In a separate report on Thursday, the Commerce Department said housing start jumped 5.8% to a seasonally adjusted annual rate of 1.669 million units last month, the highest level since September 2006. The economists they predicted that starts would increase at a rate of 1.560 million units in December. Goodwill amounted to 1,380 million in 2020, up 7.0% from 2019.
Permits for future residential construction increased 4.5% to a rate of 1.709 million units in December, the highest since August 2006. Permits, which typically lead to a one to two month start, were 1,452 million last year, an increase of 4.8% from 2019.

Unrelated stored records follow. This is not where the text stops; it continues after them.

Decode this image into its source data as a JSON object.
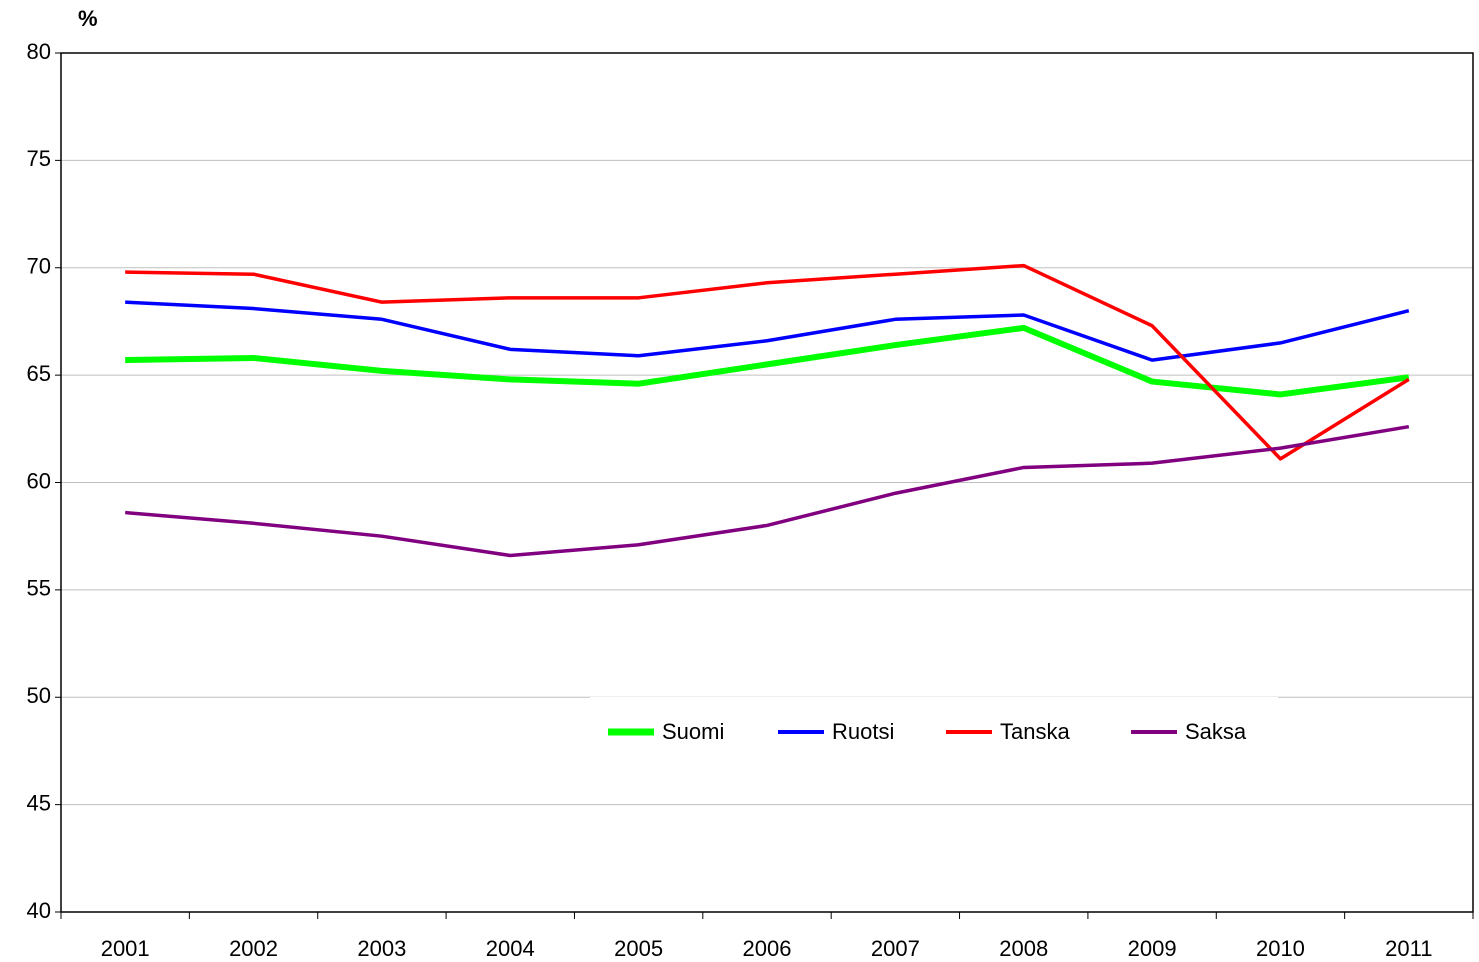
{
  "chart_data": {
    "type": "line",
    "ylabel": "%",
    "categories": [
      "2001",
      "2002",
      "2003",
      "2004",
      "2005",
      "2006",
      "2007",
      "2008",
      "2009",
      "2010",
      "2011"
    ],
    "series": [
      {
        "name": "Suomi",
        "color": "#00ff00",
        "values": [
          65.7,
          65.8,
          65.2,
          64.8,
          64.6,
          65.5,
          66.4,
          67.2,
          64.7,
          64.1,
          64.9
        ]
      },
      {
        "name": "Ruotsi",
        "color": "#0000ff",
        "values": [
          68.4,
          68.1,
          67.6,
          66.2,
          65.9,
          66.6,
          67.6,
          67.8,
          65.7,
          66.5,
          68.0
        ]
      },
      {
        "name": "Tanska",
        "color": "#ff0000",
        "values": [
          69.8,
          69.7,
          68.4,
          68.6,
          68.6,
          69.3,
          69.7,
          70.1,
          67.3,
          61.1,
          64.8
        ]
      },
      {
        "name": "Saksa",
        "color": "#800080",
        "values": [
          58.6,
          58.1,
          57.5,
          56.6,
          57.1,
          58.0,
          59.5,
          60.7,
          60.9,
          61.6,
          62.6
        ]
      }
    ],
    "ylim": [
      40,
      80
    ],
    "yticks": [
      40,
      45,
      50,
      55,
      60,
      65,
      70,
      75,
      80
    ],
    "grid": true,
    "legend": "lower center"
  }
}
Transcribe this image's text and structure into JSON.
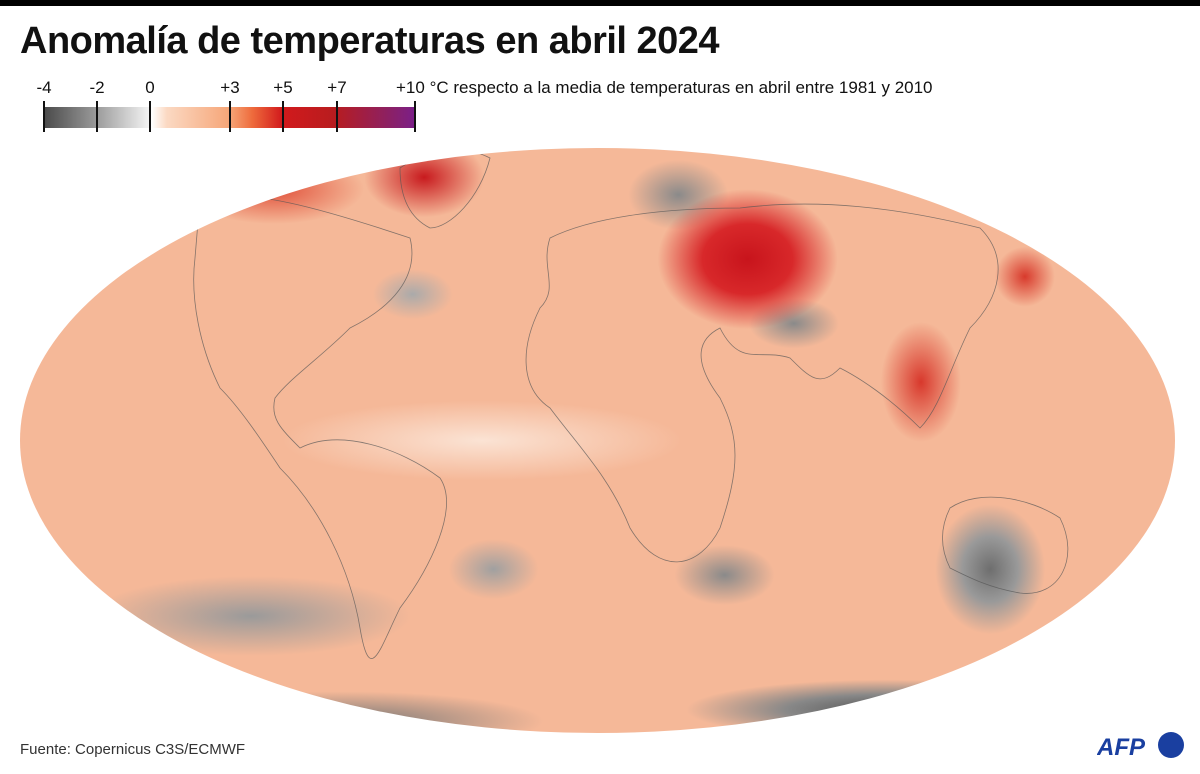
{
  "title": "Anomalía de temperaturas en abril 2024",
  "legend": {
    "ticks": [
      {
        "label": "-4",
        "value": -4
      },
      {
        "label": "-2",
        "value": -2
      },
      {
        "label": "0",
        "value": 0
      },
      {
        "label": "+3",
        "value": 3
      },
      {
        "label": "+5",
        "value": 5
      },
      {
        "label": "+7",
        "value": 7
      },
      {
        "label": "+10",
        "value": 10
      }
    ],
    "unit_text": "°C respecto a la media de temperaturas en abril entre 1981 y 2010",
    "colors": {
      "min": "#4a4a4a",
      "zero": "#ffffff",
      "mid": "#f6a577",
      "high": "#d21a1c",
      "max": "#7a1f8a"
    }
  },
  "map": {
    "projection": "robinson",
    "subject": "temperature anomaly"
  },
  "footer": {
    "source": "Fuente: Copernicus C3S/ECMWF"
  },
  "logo": {
    "text": "AFP",
    "color": "#1a3fa0"
  }
}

The real estate market is supported by cheaper mortgages and an exodus from from urban centers to suburbs and other low-density areas as companies allow employees to work from home and schools switch to online courses due to the pandemic. About 23.7% of the workforce works from home.
A third relationship from the Philadelphia Federal Reserve showed that its Economic Conditions Index rose to a reading of 26.5 this month from 9.1 in December. A measure of new orders at factories in the region covering eastern Pennsylvania, southern New Jersey and Delaware, at a reading of 30.0 from 1.9 in December.
The measures for factory employment have also improved. Although the producers said they paid more for raw materials, they were also able to raise the prices of their products. Manufacturers have been optimistic about capital investment plans over the coming six months.